Los Angeles - Pouco antes de Charlie Sheen subir ao palco do estúdio 27 do conglomerado da Sony, em Los Angeles, no último dia 10, uma das músicas tocadas para animar o público que aguardava o início da gravação do programa Comedy Central Roast era "Lust for Life". Não poderia ser mais simbólica. Eternizada na voz do roqueiro Iggy Pop, a canção que fala de um homem e suas desventuras com bebida e drogas, além de bradar diversas vezes sobre seu "tesão pela vida", combina bem com a vida de excessos do ator, demitido do papel de protagonista de Two and a Half Men em março deste ano.
Programada para ir ao ar nesta segunda-feira nos EUA, mesma data da estreia de seu substituto Ashton Kutcher na série, a atração que traz Sheen como convidado especial é uma das mais desvairadas do canal de humor Comedy Central. O verbo "roast" na gíria americana significa algo como sacanear. E, basicamente, é isso mesmo o que acontece: o alvo senta numa cadeira no meio do palco e é zoado por um grupo de pessoas que se reveza num púlpito. No caso de Sheen, a sessão de galhofa durou cerca de três horas e teve entre os carrascos os atores Jon Lovitz e William Shatner, a atriz Kate Walsh e o ex-boxeador Mike Tyson, além do apresentador da noite, Seth MacFarlane, criador de desenhos como Family Guy e American Dad.
Mais de mil convidados assistiram à gravação, definida como uma "intervenção" por MacFarlane. Na plateia, gente como Ron Jeremy, uma lenda do cinema pornô, e Brooke Mueller, ex-mulher de Sheen, cuja passagem mais famosa foi ter sido ameaçada a faca pelo ator quando ainda eram casados. Episódios pesados como este, aliás, não foram poupados durante o show.

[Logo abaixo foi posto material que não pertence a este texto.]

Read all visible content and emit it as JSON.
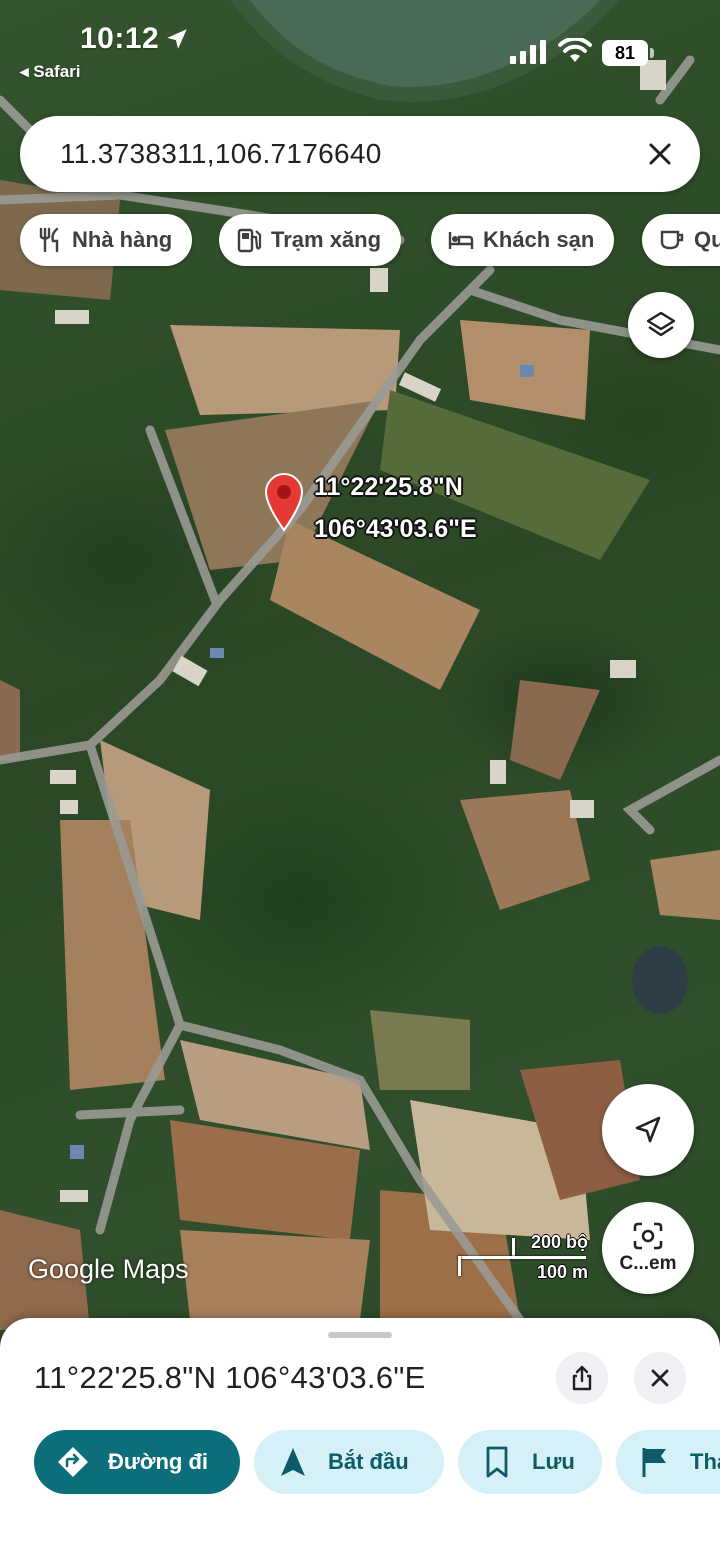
{
  "status_bar": {
    "time": "10:12",
    "back_app": "◂ Safari",
    "battery": "81"
  },
  "search": {
    "value": "11.3738311,106.7176640"
  },
  "chips": [
    {
      "label": "Nhà hàng",
      "icon": "restaurant-icon"
    },
    {
      "label": "Trạm xăng",
      "icon": "gas-station-icon"
    },
    {
      "label": "Khách sạn",
      "icon": "hotel-icon"
    },
    {
      "label": "Qu",
      "icon": "coffee-icon"
    }
  ],
  "map": {
    "pin_label_line1": "11°22'25.8\"N",
    "pin_label_line2": "106°43'03.6\"E",
    "watermark_google": "Google",
    "watermark_maps": " Maps",
    "scale_top": "200 bộ",
    "scale_bottom": "100 m",
    "lens_label": "C...em"
  },
  "sheet": {
    "title": "11°22'25.8\"N 106°43'03.6\"E",
    "actions": [
      {
        "label": "Đường đi",
        "icon": "directions-icon"
      },
      {
        "label": "Bắt đầu",
        "icon": "navigate-icon"
      },
      {
        "label": "Lưu",
        "icon": "bookmark-icon"
      },
      {
        "label": "Thả",
        "icon": "flag-icon"
      }
    ]
  },
  "colors": {
    "primary": "#0b6e7a",
    "secondary_bg": "#d6f0f8",
    "pin": "#e53935"
  }
}
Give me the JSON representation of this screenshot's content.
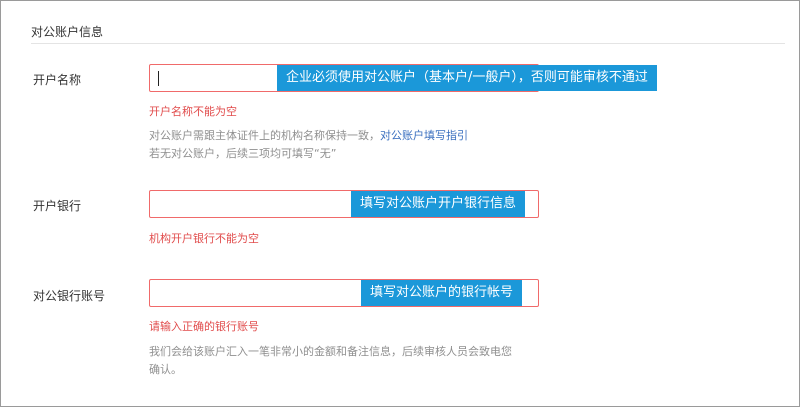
{
  "section": {
    "title": "对公账户信息"
  },
  "fields": {
    "account_name": {
      "label": "开户名称",
      "value": "",
      "hint": "企业必须使用对公账户（基本户/一般户），否则可能审核不通过",
      "error": "开户名称不能为空",
      "help_line1_prefix": "对公账户需跟主体证件上的机构名称保持一致，",
      "help_link": "对公账户填写指引",
      "help_line2": "若无对公账户，后续三项均可填写“无”"
    },
    "bank": {
      "label": "开户银行",
      "value": "",
      "hint": "填写对公账户开户银行信息",
      "error": "机构开户银行不能为空"
    },
    "account_number": {
      "label": "对公银行账号",
      "value": "",
      "hint": "填写对公账户的银行帐号",
      "error": "请输入正确的银行账号",
      "help_line1": "我们会给该账户汇入一笔非常小的金额和备注信息，后续审核人员会致电您",
      "help_line2": "确认。"
    }
  },
  "colors": {
    "hint_bg": "#1b98d9",
    "error": "#e14c4c",
    "input_border_error": "#f06a6a",
    "link": "#3a6fbf"
  }
}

Parecendo bem mais saudável do que nos últimos meses, o ator levou numa boa as piadas contadas pelos colegas. E eles não foram nem um pouco condescendentes. Nada ficou de fora dos discursos, que falaram do vício de Sheen em drogas, da sua fama de contratar prostitutas e até da perda da guarda dos filhos para Brooke Mueller.
Homenagem
De um jeito um tanto torto, a verdade é que o programa foi uma verdadeira homenagem a Sheen. No início, um clipe mostrou seus personagens mais memoráveis na tevê e no cinema. Na hora de subir ao palco, o ator fez uma entrada triunfal numa engenhoca que reproduzia a frente de um trem, com trilha sonora ao vivo do guitarrista Slash, tocando a seu lado. A referência, aliás, é a Two and a Half Men. Especula-se que o personagem que fazia, Charlie Harper, vá morrer atropelado por um trem no episódio que vai ao ar hoje no exterior.
No final da gravação, Sheen teve seu momento de vingança no púlpito. Mostrando tranquilidade, ele disparou sua munição em direção aos participantes e riu de si mesmo. "Eu tinha o maior salário da tevê. Parece bom, né? E era muito bom. Eu transei com estrelas pornô, usei drogas, tive meu próprio programa na televisão. E, então, eu fiz a única coisa que todo mundo gostaria de poder fazer: mandei meu chefe se ferrar. E, aí, tudo acabou. Foi só quando a poeira baixou que percebi o quão sortudo eu sou porque tenho uma família que ainda me ama. E é por isso que eles não estão aqui hoje. Eles me viram na cadeia, no hospital e em tribunais. Mas acho que me ver num simples canal a cabo ia ser demais para eles", alfinetou o ator, sem perder a pose: "Esse programa pode ter acabado, mas eu sou Charlie Sheen e aqui dentro há uma chama eterna. Só tenho que lembrar de mantê-la longe dos cachimbos de crack".